Österreichs Chemieindustrie in Zahlen
Die kunststoffverarbeitende Industrie, die in Österreich auch vom Fachverband der Chemischen Industrie betreut wird, trägt mehr als ein Drittel zum Produktionswert der Chemiebranche von insgesamt 14,9 Mrd. EUR (2015) bei. Mit Abstand folgen dahinter die Pharmabranche mit 14,3 %, sowie die Kunststofferzeuger mit 13,6 %. Auch die Chemikalienproduktion leistet einen zweistelligen Beitrag zum Gesamtumsatz der chemischen Industrie. Die Chemiefasern liegen mit 6,1 % an fünfter Stelle (Grafik 1).
Im August 2016 waren in Österreich 248 Betriebe in der chemischen Industrie tätig. Mittelständische Betriebe mit durchschnittlich rund 150 Mitarbeitern prägen das Bild: Fast jeder dritte Beschäftigte in der chemischen Industrie ist in einem KMU tätig. Von den rund 248 Unternehmen beschäftigen lediglich 50 mehr als 250 Arbeitnehmer.
Mitte 2016 beschäftigte Österreichs chemische Industrie rund 45.200 Mitarbeiter. Deren Zahl ist im Vergleich zum Vorjahr trotz gedämpfter Konjunktur leicht gestiegen (+1,9 %). Die Firmen halten den Mitarbeiterstand, weil sie grundsätzlich positiv gestimmt sind und auf einen Aufschwung hoffen.
Konjunktur: Warten auf den Aufschwung
Die Konjunkturentwicklung in der österreichischen chemischen Industrie ist weiterhin sehr verhalten. Seit dem Rekordjahr 2012 mit einem Branchenumsatz von 15,1 Mrd. EUR verharren die Erlöse bei knapp 15 Mrd. EUR. Bis zum Juni des Jahres 2016 konnte die Branche keinen nennenswerten Aufschwung verzeichnen (Grafik 2). Deutliche Einbußen beim Produktionswert hatten vor allem anorganische Chemikalien, Agrochemikalien und pharmazeutische Grundstoffe. Deutliche Steigerungen konnten Farbstoffe und Pigmente, sowie Körperpflegemittel erzielen. Auch wenn die endgültigen Zahlen für 2016 noch nicht vorliegen, so werden keine großen Änderungen erwartet. Trotz der Stagnation blickt die Branche jedoch mit Zuversicht in die Zukunft. Man glaubt, Licht am Ende des Tunnels zu sehen.

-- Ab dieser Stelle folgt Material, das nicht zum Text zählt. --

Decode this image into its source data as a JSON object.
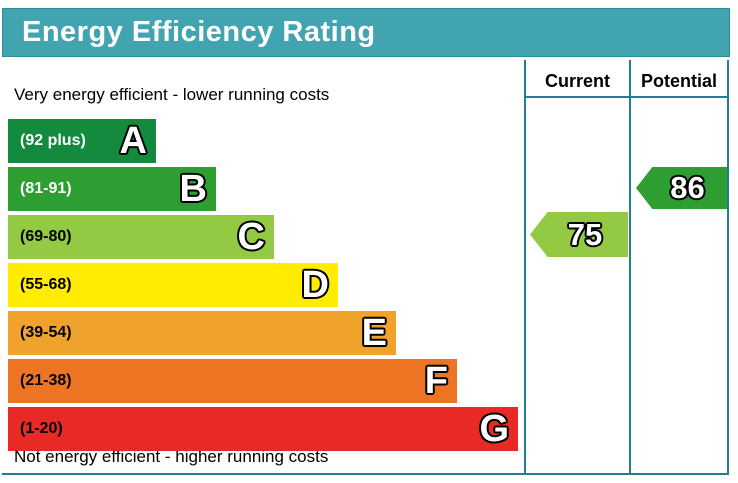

Die Handelsbilanz der österreichischen chemischen Industrie ist sehr ausgewogen, wobei die Einfuhren ein klein wenig überwiegen. Etwa zwei Drittel der Exporte landen innerhalb der EU (Grafik 3). Deutschland ist dabei der wichtigste Handelspartner. An zweiter Stelle liegt die Schweiz, mit Abstand folgt Italien.